Chez les Romains, le lupanar n'était plus un lieu sacré mais Priape restait un dieu. Les filles étaient pour la plupart des esclaves comme chez le Grecs, esclaves privilégiées si l'on peut dire.
Comme dit Boudard, « Arrive le christianisme et bien sûr il va foutre la m… et faire de l'
amour un péché, convertir les empereurs et rendre la prostitution clandestine ! »
Je passe sur le rôle du christianisme et au cours des âges sur le réalisme et l'opportunisme des curés qui peu à peu ferment les yeux et absolvent les filles publiques. Passons aussi sur les harems des rois mérovingiens et des évêques ! L'église primitive et sa rigueur sont bien loin…
Puis il y eut la Cour des Miracles à Paris, un ghetto où se côtoyaient les ribaudes ; les vagabonds, les brigands et les proxénètes qu'on appelait alors les « maquignons », qui a donné le surnom de « maques » puis « maquereaux » et autres noms de poissons tels que barbeaux, ou harengs aux truands souteneurs. Pendant le même temps le vocabulaire se rapportant aux filles qui font péché de leur corps fleurissait également : bagasses, folieuses, friquenelles, gourgandines, grues, maraudes …etc.
François Villon nous a décrit ce monde dans de très beaux poèmes que l'on étudie pas à l'école… hélas ? !
Peu à peu la paillardise s'engouffre jusque dans la crypte des églises ce qui conduit certains à appeler les lieux de passes « les abbayes » dont la taulière est l'abbesse !

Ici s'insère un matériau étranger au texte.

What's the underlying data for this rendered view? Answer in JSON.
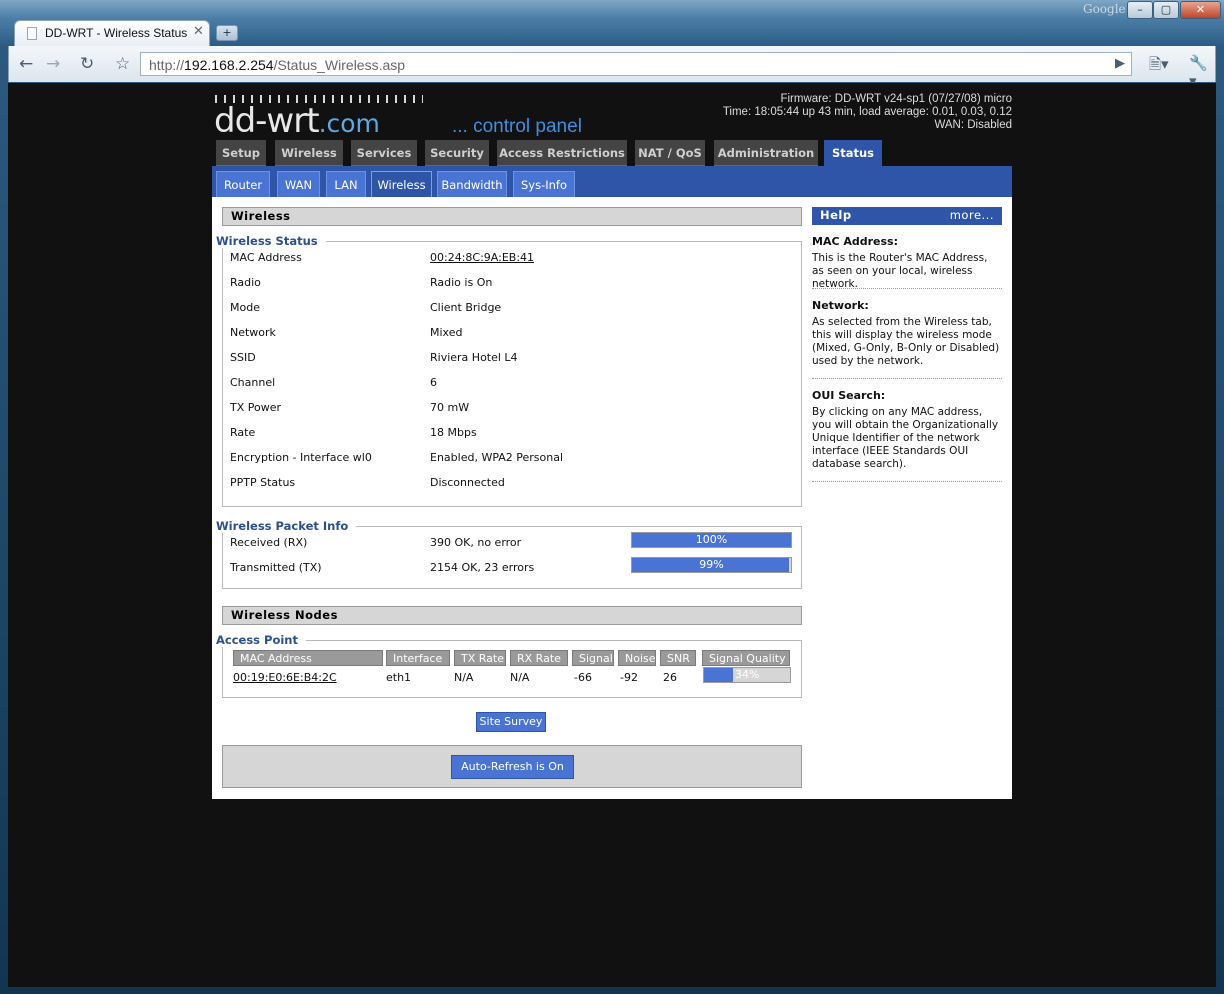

Henri IV fut un grand adorateur du beau sexe et il redonna le droit aux filles de joie d'exercer leur métier alors que la Réforme sévissait pour aller en sens inverse. Pendant ce temps les papes en Italie s'en donnait à coeur joie tant Sixte IV qu'Alexandre Borgia laissant s'installer dans leur palais les catins et les maquerelles.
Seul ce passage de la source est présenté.